# How viable is the Land Speeder in 6th Edition?



## scscofield (May 23, 2011)

I for one was never a huge fan of the land speeder in 5th edition. It was just too fragile for what it provided for my Space Wolves. I often would opt to take something else instead that was a bit more durable. This edition though has changed it's survivability a bit with the new Jink rules. So my question is, are they being played more now? Is there a paticular codex that is more likly see them fielded? Are they still used mainly as suicide melta or do they see more time as gunboats?


----------



## Fallen (Oct 7, 2008)

They stopped appearing in my FLGS; that being said all people used here were the typhoon speeders.
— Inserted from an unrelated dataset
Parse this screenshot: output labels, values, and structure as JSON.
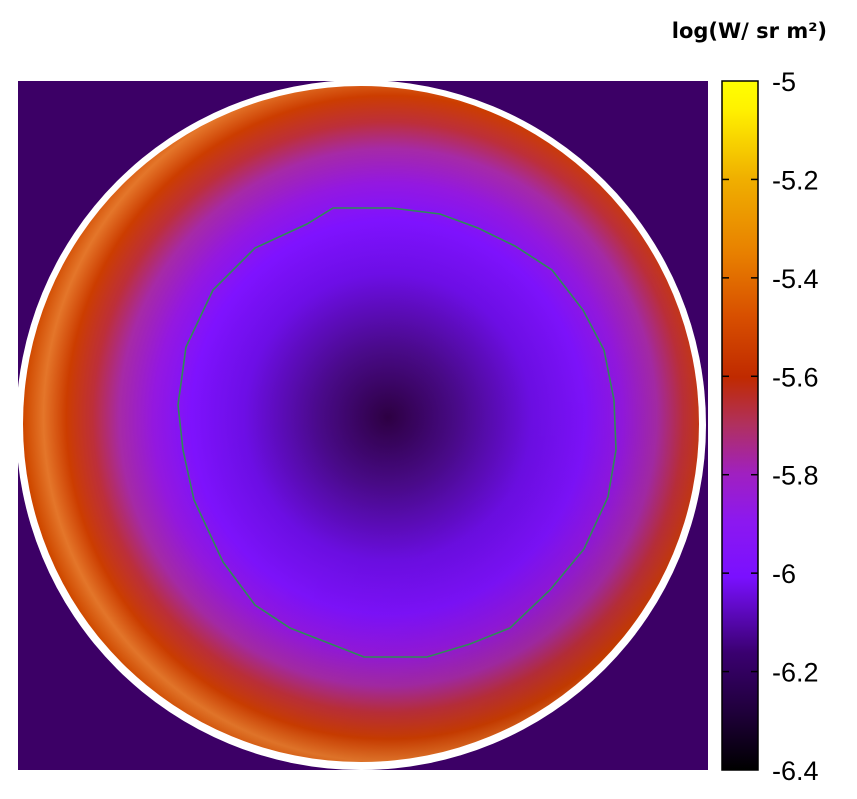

My experiences with the typhoon (the only style I have built) is that it is great, when it is out of bolter range. a tactical squad will actually destroy it if they ever get into rapid fire range - jink and whatever other boosts for saving throws you can give it added - barring terrible dice.

Only having 2 HPs and AV10 all around makes it die to a sneeze; In 5th it effectively took an dedicated anti-tank weapon to put one out of commission for good (ML and up) since it could shake off bolters due to 5ths glace/pen table to little to no effect.

I would say that land speeders are a lot worse now than in 5th, weapon load out is dependent on list builds, but the most noteworthy (typhoon) from last edition has to be played a lot more defensively than before. It now wants to sit in the 36-48" range rather than 24-48" due to the new rapid fire & snap fire rules, which once again means that units with only bolter weapons scare the crap out of the speeders.


----------



## Xabre (Dec 20, 2006)

Dark Angels are probably the codex that will see the most use out of Landspeeders, simply because they have the most different _types_ available to them. The Vengeance is still an AV 10 'heavy' landspeeder, using a 24" plasma weapon. Sadly that brings it too close to too many weapons that can blow it up too easily. The Darkshroud is an interesting little toy that allows everything around it to get Shrouded, which, coupled with jink, means that it can have some durability... but honestly, there are too many things that ignore Cover lately. Plus of course they have access to more Landspeeders than anyone else. They can take them as Support Squadrons in the Fast Attack slot, and also as part of the Ravenwing Attack squad if it's full of bikes and the Attack Bike. Again, the Typhoon is probably the most common configuration because it can hide in a corner and blow stuff up from afar.


----------



## Archon Dan (Feb 6, 2012)

My 6th ed Philosophy on Land Speeders is that they should be used for anti-horde. Dark Angels can make a killer use of this build because they can take a squad of 5 over 3. Either, a squad with Heavy Bolters and Typhoons can cause serious problems for a horde army. I say, leave them in Reserve and come on from the board edge. Being able to move 12" and fire both weapons should put quite a bit in range after a turn or 2 of enemy movement.

Maybe I'm just used to Dark Eldar but I don't think AV10 with a 5+ Jink is too terrible. You just have to know how to use. That is, you need to know when to be careful and when a reckless risk is worthwhile. But so few players want to take those gambles.


----------



## Fallen (Oct 7, 2008)

you also usually have shenanigans to reduce enemy range by 6" and an invul save.

and your AV10 vehicles are transports, which will at some point in time have to get close to the enemy.


----------